Nicht ganz so leicht zu machen wie das Zunehmen …
Phoenix: Wem sagen Sie das. Und vor allem hat es ja auch Auswirkungen auf die Psyche, wenn man so lange zu wenig isst. Ich war wirklich über Monate ein fürchterlich schlecht gelaunter Mensch, der nicht sehr nett zu seinem Umfeld war. Natürlich wusste ich, worauf ich mich einlasse, denn ich hatte so etwas Ähnliches schon mal gemacht. Außerdem hatte ich ärztliche Betreuung. Aber ein Salat und ein Apfel pro Tag haben mich vor allem am Anfang wirklich unausstehlich werden lassen.
Wann wussten Sie: Jetzt habe ich ihn, jetzt weiß ich wirklich, wer diese Figur ist?

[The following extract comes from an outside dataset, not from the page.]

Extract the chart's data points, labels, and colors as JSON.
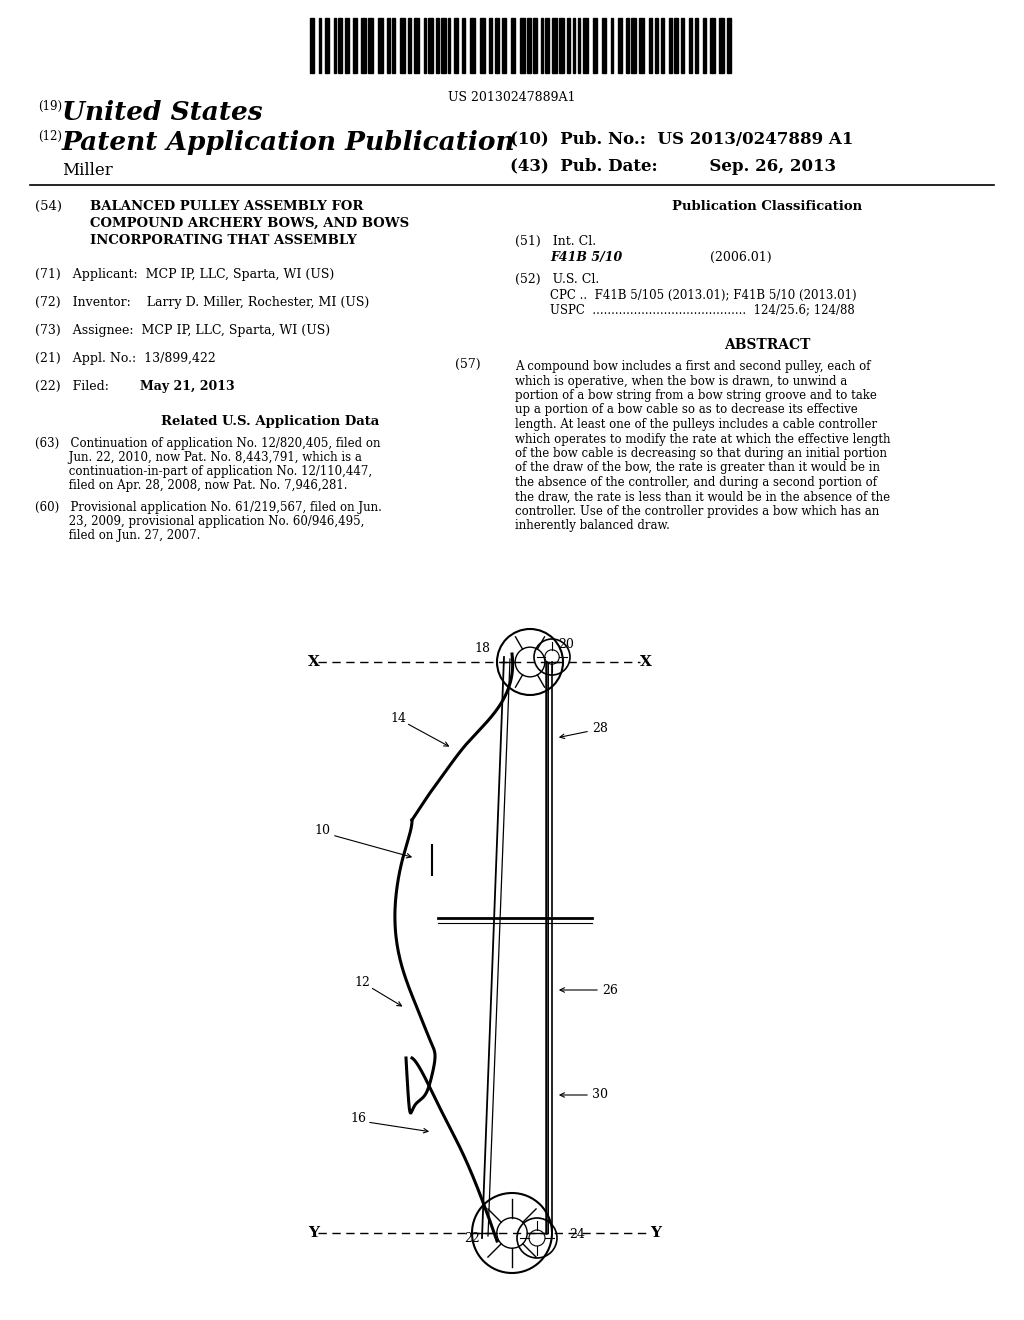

Phoenix: Diesen Moment gab es gar nicht. Es gab zwar den Moment, an dem ich merkte, dass ich den Schlüssel zu Arthur gefunden hatte und auf dem richtigen Weg war. Das war, als Todd mir Kladden in die Hand drückte und mich darauf brachte, in Arthurs Figur Tagebuch zu schreiben. Doch das bedeutete nicht, dass ich dadurch sofort die Figur als Ganzes verstanden hatte. Im Gegenteil hatte ich das Gefühl, selbst noch am letzten Drehtag neue Seiten an diesem Mann entdeckt zu haben, die mir bis dahin nicht vertraut waren.
Phillips hat Ihre Zusammenarbeit als Partnerschaft beschrieben, die weit über das sonst Übliche hinausgeht. Würden Sie das unterschreiben? Phoenix: Absolut, schon weil unsere gemeinsame Arbeit nie abends nach Drehschluss aufhörte. Wir schrieben uns auch nachts und am Wochenende Nachrichten und telefonierten, weil wir noch neue Ideen hatten oder uns die bevorstehenden Szenen beschäftigten und die zurückliegenden nicht losließen. Irgendwann waren wir zu einer derart symbiotischen Einheit geworden, dass wir uns quasi darauf verlassen konnten, dass der eine die Gedanken des anderen aufnehmen und weiterführen würde, wenn man selbst mal einen Aussetzer hätte. Es war fast schon ein wenig beängstigend, wie häufig es vorkam, dass wir das Gleiche dachten und die gleichen Einfälle hatten.
Sie klingen begeistert. Sind Sie allgemein glücklicher in Ihrer Schauspieler-Arbeit als früher? Dafür würde auch sprechen, dass „Joker“Ihr vierter Film in 18 Monaten ist – während Sie sich früher oft über Jahre rar machten …
Phoenix: Eigentlich habe ich den Spaß an der Schauspielerei nie verloren. Der Rhythmus war in den letzten Jahren nur ungeplanterweise ein bisschen anders als sonst. Zwei Jahre habe ich gar nicht gearbeitet – und dann landeten vier Projekte, die ich einfach nicht ablehnen konnte, direkt nacheinander auf meinem Tisch. Hätte ich die Kontrolle über solche Abläufe, würde ich einen Film pro Jahr drehen und dazwischen immer ausreichend Pause haben. Aber so läuft das in diesem Job nicht.
Warum wäre ein Film im Jahr die ideale Situation?
Phoenix: Zum einen habe ich nicht wirklich Bock darauf, meine Nase ständig auf der Leinwand zu sehen, und da bin ich ja sicher nicht der Einzige. Aber zum anderen ist es mir auch einfach wichtig, genug Zeit für ein normales Leben zu haben. Wenn man sich ständig von einem Film in den nächsten stürzt, kann das ganz schön ungesund sein. Habe ich oft genug bei Kollegen beobachtet.